Key points:
- Half-year results were meant to be posted before trading began on Friday
- Operator had expected to receive liquidity proposals
Concerns for the future of The Star Entertainment have taken another turn with new developments leaving the operator seeking liquidity solutions.
Only a few minutes prior to the Australian Securities Exchange (ASX) opened on Friday morning, the operator announced a pause in trading of its shares after it failed to post its half year financial report, saying “Trading in the securities of the entity will be temporarily paused pending a further announcement.”
Shortly after this, The Star responded to media speculation in relation to the matter, giving an update on reporting its half-year results, saying it was exploring “possible liquidity solutions,” and that it expected to receive “one or more liquidity proposals during the course of today.”
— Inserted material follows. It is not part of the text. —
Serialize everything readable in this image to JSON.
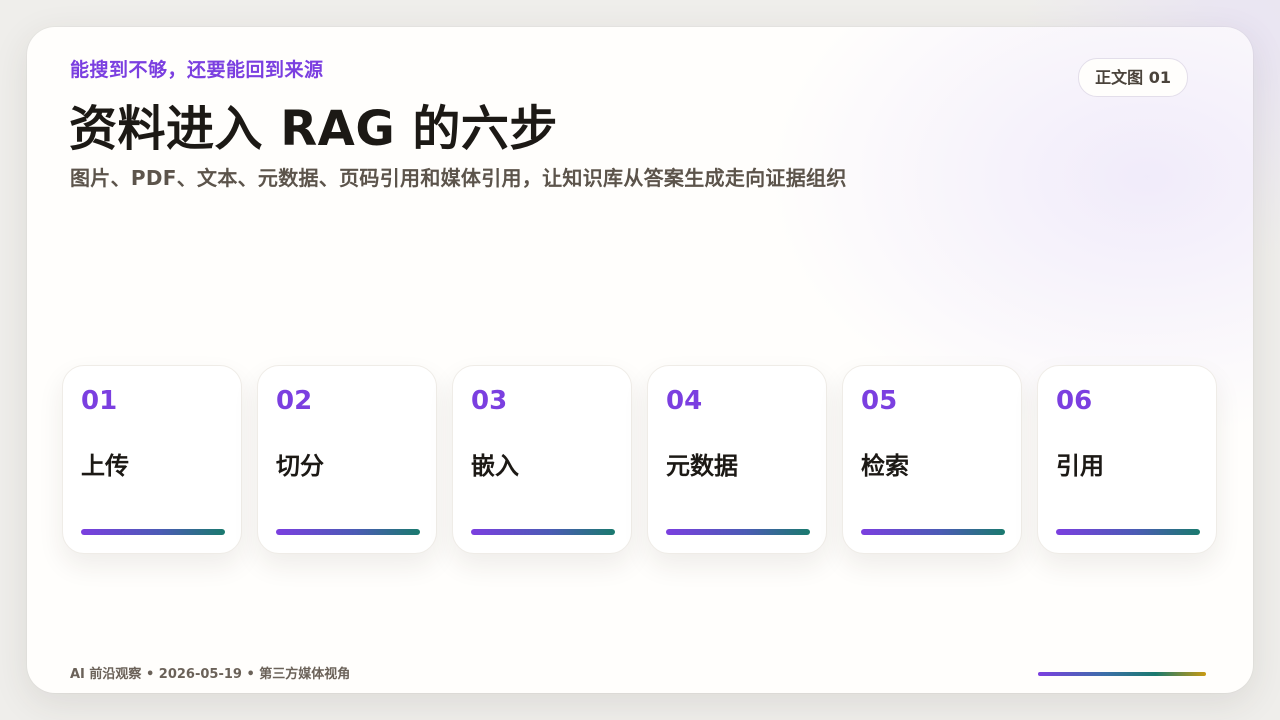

The company also noted that, if it was unable to lodge its financial report in time, its shares would be automatically suspended from trading on the ASX from Monday.
Reinstation would only take place after the report had been filed and when the ASX determined that trading of the shares could continue again.
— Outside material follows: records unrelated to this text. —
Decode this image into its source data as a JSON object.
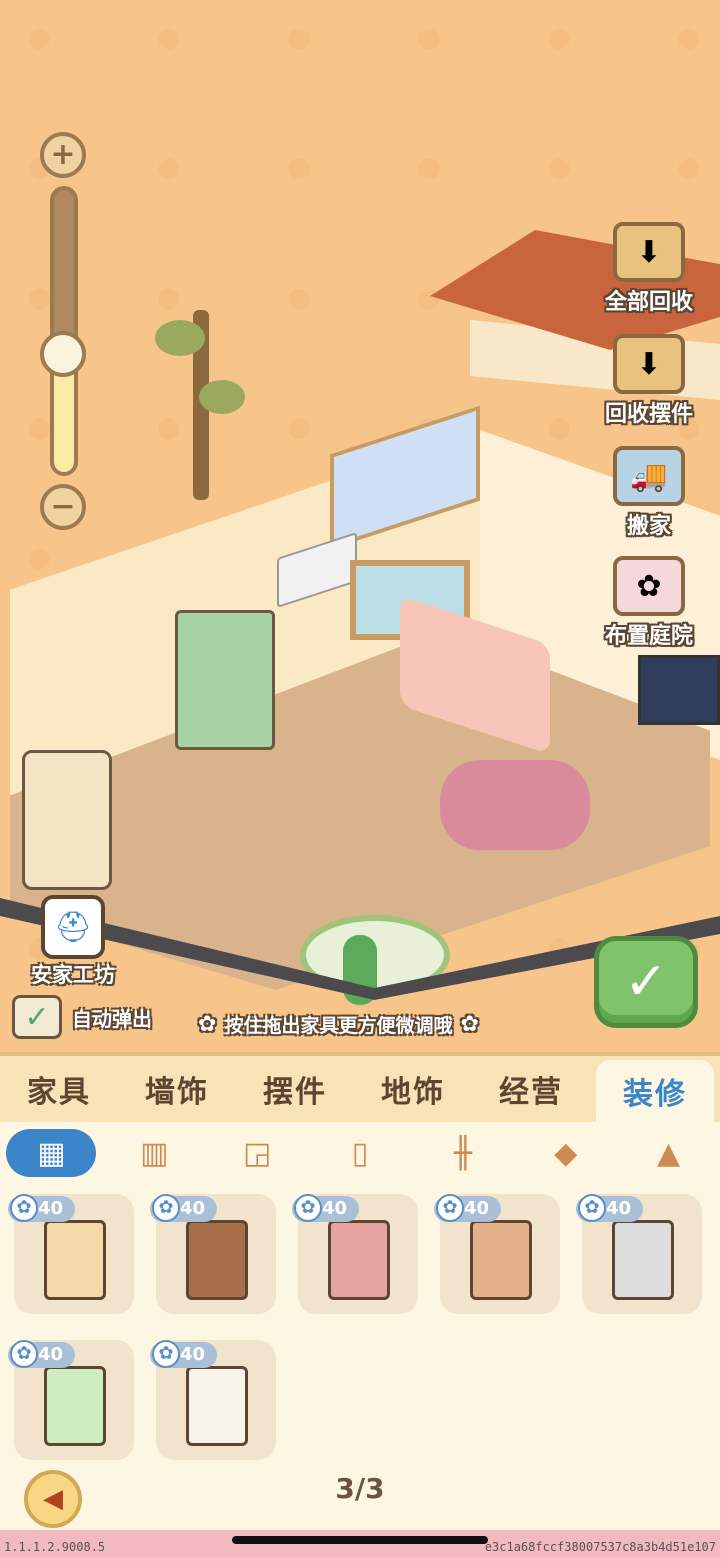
{
  "scene": {
    "actions": [
      {
        "label": "全部回收",
        "icon": "box-down-icon",
        "color": "#e8c37d"
      },
      {
        "label": "回收摆件",
        "icon": "bag-down-icon",
        "color": "#e8c37d"
      },
      {
        "label": "搬家",
        "icon": "truck-icon",
        "color": "#b7d4e6"
      },
      {
        "label": "布置庭院",
        "icon": "flower-wreath-icon",
        "color": "#f4d8dc"
      }
    ],
    "workshop_label": "安家工坊",
    "auto_popup_label": "自动弹出",
    "auto_popup_checked": true,
    "hint": "按住拖出家具更方便微调哦",
    "zoom_level": 0.42
  },
  "tabs": [
    "家具",
    "墙饰",
    "摆件",
    "地饰",
    "经营",
    "装修"
  ],
  "active_tab": 5,
  "subtabs": [
    "grid-icon",
    "wall-icon",
    "window-icon",
    "door-icon",
    "fence-icon",
    "roof-icon",
    "yard-icon"
  ],
  "items": [
    {
      "price": "40",
      "color": "#f3d9a8"
    },
    {
      "price": "40",
      "color": "#a8704a"
    },
    {
      "price": "40",
      "color": "#e4a3a0"
    },
    {
      "price": "40",
      "color": "#e4b28a"
    },
    {
      "price": "40",
      "color": "#dddddd"
    },
    {
      "price": "40",
      "color": "#cfeec0"
    },
    {
      "price": "40",
      "color": "#f7f2ea"
    }
  ],
  "pager": "3/3",
  "version": "1.1.1.2.9008.5",
  "hash": "e3c1a68fccf38007537c8a3b4d51e107"
}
Good to know: The Star has underlined that “there remains material uncertainty as to the group’s ability to continue as a going concern”
The Star’s closing share price on Friday was 0.11 AUD (US$0.06), which was 15.4% lower than the share price close on Thursday, underlining the situation the company finds itself in.
With the stock market now closed in Australia for Friday, it remains to be seen what the current situation is, given The Star has not released its half-year financial report.
These financial difficulties have been an ongoing concern for the operator for some time, which has seen it secure an AU$200m (US$124.31m) debt facility, implement safe harbour provisions to protect its directors from potential insolvency, and divest The Star Sydney Event Centre and its assets.